Forse, per questo, è un errore confondere questo generico affidamento tipico di ogni organizzazione con un idea di fiducia vera e propria che resta altra cosa. Questa si, di difficile introduzione nella cultura aziendale. Al di là della legittima divergenza di interessi tra lavoratore e impresa altri problemi rendono difficile un rapporto totalmente trasparente.
Ad esempio un buyer della Grande Distribuzione può realizzare gli obiettivi assegnati in qualsiasi luogo con grande professionalità ma, per l’azienda, controllarne l’operato e la correttezza negoziale a 360 gradi resta fondamentale. E questo vale per molte attività dove il risultato è solo una variabile tra le tante.
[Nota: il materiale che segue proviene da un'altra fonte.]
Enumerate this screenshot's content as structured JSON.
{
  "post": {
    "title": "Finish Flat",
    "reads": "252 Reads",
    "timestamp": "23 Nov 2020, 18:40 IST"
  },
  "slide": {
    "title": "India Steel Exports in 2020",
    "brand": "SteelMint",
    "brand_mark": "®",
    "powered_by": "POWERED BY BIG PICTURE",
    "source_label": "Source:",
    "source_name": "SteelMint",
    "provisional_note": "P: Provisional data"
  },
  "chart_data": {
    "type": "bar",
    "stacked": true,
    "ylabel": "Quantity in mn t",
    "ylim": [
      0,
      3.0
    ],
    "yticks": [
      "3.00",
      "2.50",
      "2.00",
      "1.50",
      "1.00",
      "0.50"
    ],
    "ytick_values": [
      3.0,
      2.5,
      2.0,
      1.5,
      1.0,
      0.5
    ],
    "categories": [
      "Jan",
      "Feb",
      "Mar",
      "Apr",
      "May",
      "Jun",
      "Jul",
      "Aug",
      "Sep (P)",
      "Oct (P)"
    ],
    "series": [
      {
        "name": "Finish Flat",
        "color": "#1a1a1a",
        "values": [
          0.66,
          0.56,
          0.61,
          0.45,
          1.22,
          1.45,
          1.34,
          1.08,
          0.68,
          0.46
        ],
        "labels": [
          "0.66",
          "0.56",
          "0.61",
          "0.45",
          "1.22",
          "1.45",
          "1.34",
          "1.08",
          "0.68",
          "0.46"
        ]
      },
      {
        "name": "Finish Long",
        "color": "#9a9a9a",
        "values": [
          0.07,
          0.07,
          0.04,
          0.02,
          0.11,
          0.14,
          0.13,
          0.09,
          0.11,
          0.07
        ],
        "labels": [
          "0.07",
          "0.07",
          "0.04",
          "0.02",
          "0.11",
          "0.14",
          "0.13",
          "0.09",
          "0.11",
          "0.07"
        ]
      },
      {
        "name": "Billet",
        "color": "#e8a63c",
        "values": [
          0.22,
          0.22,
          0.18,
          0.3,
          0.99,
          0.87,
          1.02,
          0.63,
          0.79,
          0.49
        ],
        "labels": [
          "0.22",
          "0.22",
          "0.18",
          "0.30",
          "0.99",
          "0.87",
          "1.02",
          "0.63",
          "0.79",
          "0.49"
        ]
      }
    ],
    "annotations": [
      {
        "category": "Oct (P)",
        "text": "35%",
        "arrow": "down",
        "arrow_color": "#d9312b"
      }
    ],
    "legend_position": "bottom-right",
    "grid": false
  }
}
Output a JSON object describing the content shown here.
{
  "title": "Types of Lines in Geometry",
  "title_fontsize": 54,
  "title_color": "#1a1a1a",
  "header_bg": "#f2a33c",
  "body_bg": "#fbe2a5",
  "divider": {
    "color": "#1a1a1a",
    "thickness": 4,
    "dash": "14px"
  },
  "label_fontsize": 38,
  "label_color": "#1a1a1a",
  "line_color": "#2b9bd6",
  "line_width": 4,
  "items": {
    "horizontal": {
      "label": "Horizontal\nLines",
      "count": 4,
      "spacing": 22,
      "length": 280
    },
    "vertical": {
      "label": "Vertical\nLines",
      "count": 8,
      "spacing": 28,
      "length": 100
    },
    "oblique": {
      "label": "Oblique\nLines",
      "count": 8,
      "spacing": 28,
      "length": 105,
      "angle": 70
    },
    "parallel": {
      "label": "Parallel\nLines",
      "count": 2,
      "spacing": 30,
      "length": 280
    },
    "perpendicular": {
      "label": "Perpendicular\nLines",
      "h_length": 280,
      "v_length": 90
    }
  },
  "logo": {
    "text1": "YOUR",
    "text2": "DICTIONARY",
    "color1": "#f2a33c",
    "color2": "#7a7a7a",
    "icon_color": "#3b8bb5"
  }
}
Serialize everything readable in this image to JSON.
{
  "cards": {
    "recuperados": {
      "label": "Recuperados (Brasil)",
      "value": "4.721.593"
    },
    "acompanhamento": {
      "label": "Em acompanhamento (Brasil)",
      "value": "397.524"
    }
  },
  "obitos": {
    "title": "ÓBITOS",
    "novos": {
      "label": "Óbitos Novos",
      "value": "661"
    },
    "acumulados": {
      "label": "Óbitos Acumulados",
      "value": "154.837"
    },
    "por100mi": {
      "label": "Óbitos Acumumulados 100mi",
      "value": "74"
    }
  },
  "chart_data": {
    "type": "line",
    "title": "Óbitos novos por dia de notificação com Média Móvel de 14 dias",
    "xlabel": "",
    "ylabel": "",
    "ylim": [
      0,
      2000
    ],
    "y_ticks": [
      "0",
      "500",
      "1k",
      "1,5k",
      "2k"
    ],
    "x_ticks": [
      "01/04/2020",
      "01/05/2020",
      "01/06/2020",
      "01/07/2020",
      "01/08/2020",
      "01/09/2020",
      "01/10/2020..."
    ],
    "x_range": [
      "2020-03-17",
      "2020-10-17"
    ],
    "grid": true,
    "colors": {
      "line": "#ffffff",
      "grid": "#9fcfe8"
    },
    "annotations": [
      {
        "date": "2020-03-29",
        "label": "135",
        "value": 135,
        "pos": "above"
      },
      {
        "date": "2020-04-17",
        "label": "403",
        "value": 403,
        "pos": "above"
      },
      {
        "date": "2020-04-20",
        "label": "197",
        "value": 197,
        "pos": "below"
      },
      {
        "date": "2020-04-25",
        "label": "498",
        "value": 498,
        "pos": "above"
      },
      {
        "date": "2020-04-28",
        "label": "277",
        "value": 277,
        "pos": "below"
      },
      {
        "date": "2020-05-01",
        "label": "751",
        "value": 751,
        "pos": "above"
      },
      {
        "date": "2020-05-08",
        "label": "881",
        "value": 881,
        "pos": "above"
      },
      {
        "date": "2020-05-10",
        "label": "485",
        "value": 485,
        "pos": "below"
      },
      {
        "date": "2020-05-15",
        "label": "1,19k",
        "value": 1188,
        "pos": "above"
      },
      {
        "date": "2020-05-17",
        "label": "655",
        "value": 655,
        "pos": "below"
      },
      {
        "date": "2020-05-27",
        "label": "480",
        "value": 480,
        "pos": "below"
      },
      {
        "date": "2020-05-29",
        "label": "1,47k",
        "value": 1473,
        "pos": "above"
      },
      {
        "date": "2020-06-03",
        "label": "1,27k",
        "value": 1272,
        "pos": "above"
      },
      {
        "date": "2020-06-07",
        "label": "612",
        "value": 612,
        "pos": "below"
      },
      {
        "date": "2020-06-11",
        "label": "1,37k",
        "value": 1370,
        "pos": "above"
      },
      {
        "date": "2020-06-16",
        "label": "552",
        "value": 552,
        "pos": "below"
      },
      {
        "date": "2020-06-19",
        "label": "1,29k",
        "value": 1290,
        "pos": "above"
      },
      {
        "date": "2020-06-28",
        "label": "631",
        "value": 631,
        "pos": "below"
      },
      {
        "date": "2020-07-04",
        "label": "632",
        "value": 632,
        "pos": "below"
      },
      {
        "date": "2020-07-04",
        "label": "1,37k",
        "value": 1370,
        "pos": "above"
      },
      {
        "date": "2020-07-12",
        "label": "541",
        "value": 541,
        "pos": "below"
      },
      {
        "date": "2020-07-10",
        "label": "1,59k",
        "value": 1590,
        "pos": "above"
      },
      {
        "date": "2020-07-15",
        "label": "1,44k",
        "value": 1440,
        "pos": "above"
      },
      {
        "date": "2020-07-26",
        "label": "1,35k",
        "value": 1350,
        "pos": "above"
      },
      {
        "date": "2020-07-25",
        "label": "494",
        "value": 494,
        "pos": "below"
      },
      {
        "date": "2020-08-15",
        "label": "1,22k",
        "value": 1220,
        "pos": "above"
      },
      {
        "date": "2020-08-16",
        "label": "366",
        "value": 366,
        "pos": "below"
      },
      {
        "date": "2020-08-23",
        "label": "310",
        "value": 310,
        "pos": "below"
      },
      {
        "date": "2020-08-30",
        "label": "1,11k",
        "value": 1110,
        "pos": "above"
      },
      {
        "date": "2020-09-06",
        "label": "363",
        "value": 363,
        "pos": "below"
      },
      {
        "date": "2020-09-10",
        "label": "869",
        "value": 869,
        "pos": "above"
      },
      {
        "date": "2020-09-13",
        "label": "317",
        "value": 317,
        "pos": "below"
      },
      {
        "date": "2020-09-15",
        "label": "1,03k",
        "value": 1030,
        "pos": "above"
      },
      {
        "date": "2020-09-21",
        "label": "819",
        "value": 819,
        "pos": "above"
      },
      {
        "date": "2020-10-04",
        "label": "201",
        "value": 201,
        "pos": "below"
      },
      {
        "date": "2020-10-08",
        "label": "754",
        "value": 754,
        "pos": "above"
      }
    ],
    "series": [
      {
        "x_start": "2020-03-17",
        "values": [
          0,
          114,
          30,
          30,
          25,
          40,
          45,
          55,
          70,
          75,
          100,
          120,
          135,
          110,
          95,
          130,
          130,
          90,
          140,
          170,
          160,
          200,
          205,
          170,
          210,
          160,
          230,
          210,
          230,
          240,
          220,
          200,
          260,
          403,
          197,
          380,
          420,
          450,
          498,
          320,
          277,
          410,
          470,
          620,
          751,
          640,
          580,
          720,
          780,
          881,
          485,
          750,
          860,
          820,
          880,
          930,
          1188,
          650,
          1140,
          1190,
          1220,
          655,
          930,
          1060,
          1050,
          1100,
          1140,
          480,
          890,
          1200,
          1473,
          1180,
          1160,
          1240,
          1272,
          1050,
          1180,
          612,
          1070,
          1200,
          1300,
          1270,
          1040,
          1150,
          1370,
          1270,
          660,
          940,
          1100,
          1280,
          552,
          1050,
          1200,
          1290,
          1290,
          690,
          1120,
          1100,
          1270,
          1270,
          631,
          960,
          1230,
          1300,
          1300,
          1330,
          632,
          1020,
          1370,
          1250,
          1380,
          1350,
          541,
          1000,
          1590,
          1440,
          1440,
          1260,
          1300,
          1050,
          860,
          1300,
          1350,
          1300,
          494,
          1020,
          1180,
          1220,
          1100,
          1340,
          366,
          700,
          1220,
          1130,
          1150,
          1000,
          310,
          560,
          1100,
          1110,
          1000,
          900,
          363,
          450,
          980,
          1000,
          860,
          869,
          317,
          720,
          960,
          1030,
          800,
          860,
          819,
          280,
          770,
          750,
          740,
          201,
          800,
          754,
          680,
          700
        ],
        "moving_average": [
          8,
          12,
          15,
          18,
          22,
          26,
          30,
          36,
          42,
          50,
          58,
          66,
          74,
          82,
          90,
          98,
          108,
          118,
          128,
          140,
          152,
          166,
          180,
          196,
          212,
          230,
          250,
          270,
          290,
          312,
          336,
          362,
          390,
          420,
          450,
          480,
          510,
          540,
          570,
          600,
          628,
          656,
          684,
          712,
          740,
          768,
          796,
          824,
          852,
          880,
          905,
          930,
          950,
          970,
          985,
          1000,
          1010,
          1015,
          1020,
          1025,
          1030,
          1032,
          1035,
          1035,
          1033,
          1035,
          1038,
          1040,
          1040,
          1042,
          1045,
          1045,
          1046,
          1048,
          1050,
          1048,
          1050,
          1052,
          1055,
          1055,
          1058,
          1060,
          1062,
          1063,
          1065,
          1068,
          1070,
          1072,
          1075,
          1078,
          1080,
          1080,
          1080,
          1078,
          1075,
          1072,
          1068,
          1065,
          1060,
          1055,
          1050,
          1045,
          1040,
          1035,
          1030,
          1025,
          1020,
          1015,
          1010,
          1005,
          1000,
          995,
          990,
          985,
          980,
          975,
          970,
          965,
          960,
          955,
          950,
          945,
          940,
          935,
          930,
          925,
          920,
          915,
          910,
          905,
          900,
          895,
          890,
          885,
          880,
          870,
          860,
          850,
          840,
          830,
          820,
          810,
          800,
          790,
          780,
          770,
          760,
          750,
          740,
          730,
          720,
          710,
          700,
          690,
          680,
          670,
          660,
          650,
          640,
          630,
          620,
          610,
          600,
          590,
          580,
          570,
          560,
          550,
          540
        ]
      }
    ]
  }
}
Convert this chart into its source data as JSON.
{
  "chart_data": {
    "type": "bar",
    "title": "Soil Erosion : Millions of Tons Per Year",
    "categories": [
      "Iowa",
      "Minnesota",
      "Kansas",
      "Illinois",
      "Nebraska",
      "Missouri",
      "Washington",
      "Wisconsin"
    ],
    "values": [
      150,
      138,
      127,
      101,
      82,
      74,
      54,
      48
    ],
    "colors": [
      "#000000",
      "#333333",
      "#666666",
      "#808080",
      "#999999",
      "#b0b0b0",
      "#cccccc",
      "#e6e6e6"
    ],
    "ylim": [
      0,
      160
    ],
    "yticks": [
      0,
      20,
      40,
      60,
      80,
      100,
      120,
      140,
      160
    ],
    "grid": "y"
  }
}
Il limite nel dibattito di oggi è che rischiamo di concentrarci troppo sugli aspetti connessi alla maggiore libertà e fattibilità di esecuzione rispetto a ciò che sono le conoscenze attuali piuttosto che concentrarci sulle potenzialità trasformatrici della tecnologia in termini di qualità e sofisticazione, anche dei controlli stessi.
Personalmente credo che lo smart working renderà il lavoratore più produttivo e anche più responsabile. E anche l’azienda dovrà “rassegnarsi” ad una maggiore sensibilità. Questo contribuirà a creare un rapporto di lavoro più adulto, meno dipendente dalle paturnie dei capi ma, non per questo, meno controllato.
Lavoro agile e lavoro 4.0 in molte attività determineranno condivisione sugli obiettivi e maggiore autonomia consentendo forti aumenti di produttività individuale e collettiva non necessariamente collegata ad un miglioramento della qualità del lavoro. Sicuramente ad una maggiore complessità subordinata a continui aggiornamenti.
Stefano Venturi CEO di HP ci ricorda che “La prossima rivoluzione digitale avrà forme e dimensioni che fatichiamo ancora a concepire, ma di certo permeerà i nostri business e trasformerà il modo in cui lavoriamo e viviamo”.
Ha sicuramente ragione. Credo che su questo occorra concentrarsi per riuscire ad anticipare i fenomeni e a guidarli anche nell’interesse del mondo del lavoro e dell’impresa.